The 10 drug-and-steroid-fueled Mumbai gunmen were members of a Pakistan-based, Muslim terrorist group.
“What did these terrorists want?” Daniel asked.
“They wanted to hurt and embarrass India,” he said. “They were jealous of India’s prosperity and education.”
Noting that the terrorists singled out American and British people, Daniel said, “They attacked all those who were from successful democratic societies. … Their own societies have not progressed in the last 50 years.”
The gunmen also targeted a Chabad House — a Jewish outreach center — “and they killed all five of our people,” Daniel said. The victims included Rabbi Gavriel Holtzberg and his wife, Rivka Holtzberg, who was six months pregnant, a kosher supervisor and a Mexican Jew who was making aliyah — or immigrating — to Israel.
“Why did they kill them?” Daniel asked. “It was just plain hatred.”
“We do not fear these terrorists — warped monsters who will fade into oblivion,” he stated, adding that the lone surviving Muslim fanatic’s last name translates into “butcher.”
As much as they selected their victims, the terrorists also murdered indiscriminately: Of the more than 170 people killed, 79 were Muslim, Daniel added.
“India has never allowed a Jewish soul to lose its life on Indian soil for anti-Semitism, or because you are a Jew,” he reiterated. “India, where we Jews have lived trouble-free for more than 2,000 years.”
Daniel then offered a prayer, tying it in with the approaching Hanukkah holiday, and ending with the words “Let not a unique people perish.”
The Indian Jewish leader then took questions from the audience. He was asked about the relations between Chabad-Lubavitch — the Hasidic sect that operates the Chabad centers — and the Indian Jewish community. The relationship has been very good, he said.

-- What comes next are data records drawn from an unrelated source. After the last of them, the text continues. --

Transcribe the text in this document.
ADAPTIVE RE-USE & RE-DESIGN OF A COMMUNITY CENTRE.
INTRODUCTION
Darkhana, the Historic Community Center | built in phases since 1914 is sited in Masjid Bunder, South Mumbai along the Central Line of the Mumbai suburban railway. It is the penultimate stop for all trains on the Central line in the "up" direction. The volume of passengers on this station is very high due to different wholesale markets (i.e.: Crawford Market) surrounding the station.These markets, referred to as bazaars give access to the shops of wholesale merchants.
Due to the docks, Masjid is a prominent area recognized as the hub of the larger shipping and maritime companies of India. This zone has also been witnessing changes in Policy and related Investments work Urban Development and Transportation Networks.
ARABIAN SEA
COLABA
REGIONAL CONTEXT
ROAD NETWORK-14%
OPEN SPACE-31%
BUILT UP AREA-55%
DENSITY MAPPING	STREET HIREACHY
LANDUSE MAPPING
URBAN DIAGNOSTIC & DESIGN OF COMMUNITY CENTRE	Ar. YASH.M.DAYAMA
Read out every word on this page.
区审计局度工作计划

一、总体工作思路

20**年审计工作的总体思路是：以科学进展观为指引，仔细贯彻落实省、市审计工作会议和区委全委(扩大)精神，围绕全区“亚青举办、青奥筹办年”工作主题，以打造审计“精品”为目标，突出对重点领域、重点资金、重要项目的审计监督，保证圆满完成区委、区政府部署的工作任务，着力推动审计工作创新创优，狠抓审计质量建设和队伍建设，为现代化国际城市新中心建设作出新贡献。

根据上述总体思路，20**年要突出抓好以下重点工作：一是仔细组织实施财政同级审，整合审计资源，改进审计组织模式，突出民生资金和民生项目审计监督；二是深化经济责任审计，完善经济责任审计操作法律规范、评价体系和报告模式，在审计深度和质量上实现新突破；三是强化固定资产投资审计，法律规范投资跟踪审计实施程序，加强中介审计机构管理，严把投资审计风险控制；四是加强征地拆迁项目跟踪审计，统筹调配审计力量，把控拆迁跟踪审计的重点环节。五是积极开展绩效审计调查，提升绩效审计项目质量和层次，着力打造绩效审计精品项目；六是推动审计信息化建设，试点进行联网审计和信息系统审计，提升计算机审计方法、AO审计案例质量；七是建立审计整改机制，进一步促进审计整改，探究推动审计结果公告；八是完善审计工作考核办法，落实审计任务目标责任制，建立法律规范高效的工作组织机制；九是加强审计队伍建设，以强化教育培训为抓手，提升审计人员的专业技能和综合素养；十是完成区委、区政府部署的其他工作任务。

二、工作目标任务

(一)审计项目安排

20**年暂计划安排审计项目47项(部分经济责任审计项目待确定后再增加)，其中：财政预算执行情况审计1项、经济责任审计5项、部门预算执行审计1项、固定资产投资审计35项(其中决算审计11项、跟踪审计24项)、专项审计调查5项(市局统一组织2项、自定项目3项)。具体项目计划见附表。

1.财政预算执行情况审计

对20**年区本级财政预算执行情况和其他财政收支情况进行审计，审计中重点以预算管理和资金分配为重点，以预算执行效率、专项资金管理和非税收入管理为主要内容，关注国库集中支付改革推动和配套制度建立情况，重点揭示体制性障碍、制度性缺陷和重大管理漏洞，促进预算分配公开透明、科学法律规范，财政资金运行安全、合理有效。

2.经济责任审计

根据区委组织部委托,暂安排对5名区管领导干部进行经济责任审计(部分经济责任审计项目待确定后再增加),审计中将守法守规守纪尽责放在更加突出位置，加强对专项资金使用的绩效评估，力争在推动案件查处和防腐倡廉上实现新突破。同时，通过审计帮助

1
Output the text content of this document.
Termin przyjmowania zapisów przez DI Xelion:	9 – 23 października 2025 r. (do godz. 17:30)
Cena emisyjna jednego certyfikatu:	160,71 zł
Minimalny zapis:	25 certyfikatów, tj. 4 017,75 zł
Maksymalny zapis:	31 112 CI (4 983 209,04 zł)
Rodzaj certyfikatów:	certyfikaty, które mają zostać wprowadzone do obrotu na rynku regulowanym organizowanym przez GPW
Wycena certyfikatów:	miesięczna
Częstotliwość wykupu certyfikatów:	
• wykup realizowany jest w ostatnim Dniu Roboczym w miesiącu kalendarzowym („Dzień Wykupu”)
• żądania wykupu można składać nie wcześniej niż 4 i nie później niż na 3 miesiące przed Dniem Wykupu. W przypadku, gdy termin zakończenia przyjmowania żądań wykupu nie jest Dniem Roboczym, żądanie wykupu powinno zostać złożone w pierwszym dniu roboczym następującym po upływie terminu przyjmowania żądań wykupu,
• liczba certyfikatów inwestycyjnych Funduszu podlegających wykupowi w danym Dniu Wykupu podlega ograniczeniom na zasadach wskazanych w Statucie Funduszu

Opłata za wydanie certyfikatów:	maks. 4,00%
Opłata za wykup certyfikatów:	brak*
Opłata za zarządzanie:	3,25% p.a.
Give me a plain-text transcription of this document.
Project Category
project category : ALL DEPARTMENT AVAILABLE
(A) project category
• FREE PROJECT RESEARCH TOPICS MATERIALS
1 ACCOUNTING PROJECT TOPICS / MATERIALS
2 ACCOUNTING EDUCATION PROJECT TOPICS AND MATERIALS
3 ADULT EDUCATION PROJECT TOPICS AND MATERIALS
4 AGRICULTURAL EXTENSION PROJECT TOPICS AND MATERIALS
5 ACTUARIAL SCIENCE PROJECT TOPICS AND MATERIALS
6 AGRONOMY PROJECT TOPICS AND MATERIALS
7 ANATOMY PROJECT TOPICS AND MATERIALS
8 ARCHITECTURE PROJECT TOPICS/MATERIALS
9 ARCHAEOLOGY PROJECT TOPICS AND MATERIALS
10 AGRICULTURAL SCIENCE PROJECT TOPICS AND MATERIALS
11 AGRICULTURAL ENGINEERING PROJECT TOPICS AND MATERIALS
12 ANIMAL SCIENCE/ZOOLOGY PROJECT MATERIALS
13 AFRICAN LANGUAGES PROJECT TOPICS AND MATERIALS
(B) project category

There are quite a few Chabad Houses in India, Daniel went on. That’s because the Lubavitchers are trying to keep Jewish tourists from converting to Buddhism. The Dalai Lama — the spiritual leader of Tibetan Buddhism — lives in exile in India, where many seek him out, visit ashrams and generally become “JewBoos,” as they are known. There are “thousands and thousands of JewBoos,” Daniel noted.
“At any given time, there are more than 30,000 Israeli tourists in India,” he said. “Unfortunately, they forget for a while that they’re Jewish.”
Most of these Israelis are “army types,” who come to enjoy India’s beaches — especially “the nude beaches,” added David Galsurkar, a fellow Indian Jew, with a smile.
A total of 4,000 Jews live in India.
There are 12 synagogues in Mumbai and its surrounding area. Although these temples are in a Muslim area, “They have never been attacked; they’ve never been touched,” Daniel noted.
The gunmen instead chose to aim their hatred at the Chabad House, because the Lubavitchers “are easily recognized as Jews internationally,” Daniel said.
He added that India’s good relations with Israel may also have been a factor.
“Israel is India’s second-largest trading partner,” Daniel said. “This is what people don’t like, because it’s India and Israel — not a Muslim country.”
Japan is India’s number-one trading partner. The terrorists killed a Japanese businessman.
Janet Falk, president of the Village Temple’s sisterhood, noted that since 9/11, “We live in a different world here — more security. Do you think similar measures will be taken in India?” she asked.
Daniel said security is improving.
“Before they had no security,” he said. “They didn’t think they needed it.” In the wake of the attack, the government is providing protection for synagogues and Jewish centers, he said. Though, he seemed to indicate that, in the future, this might not remain the case.
Galsurkar said every Bene Israel member — as the Indian Jews call themselves — returns to India every two or three years, and that he was in Mumbai when the attack occurred. Rabbi Holtzberg and his wife were very close with the Indian Jewish community, he noted.
Galsurkar said that after the attack — in what was a new sight for him — he found synagogues’ gates closed.
Jews first came to India about 2,000 years ago as traders, Daniel explained. In a holiday tie-in, he noted these ancestors had fled persecution by Antiochus IV, during whose reign the events of Hanukkah — and the lamp oil that miraculously lasted eight days — occurred.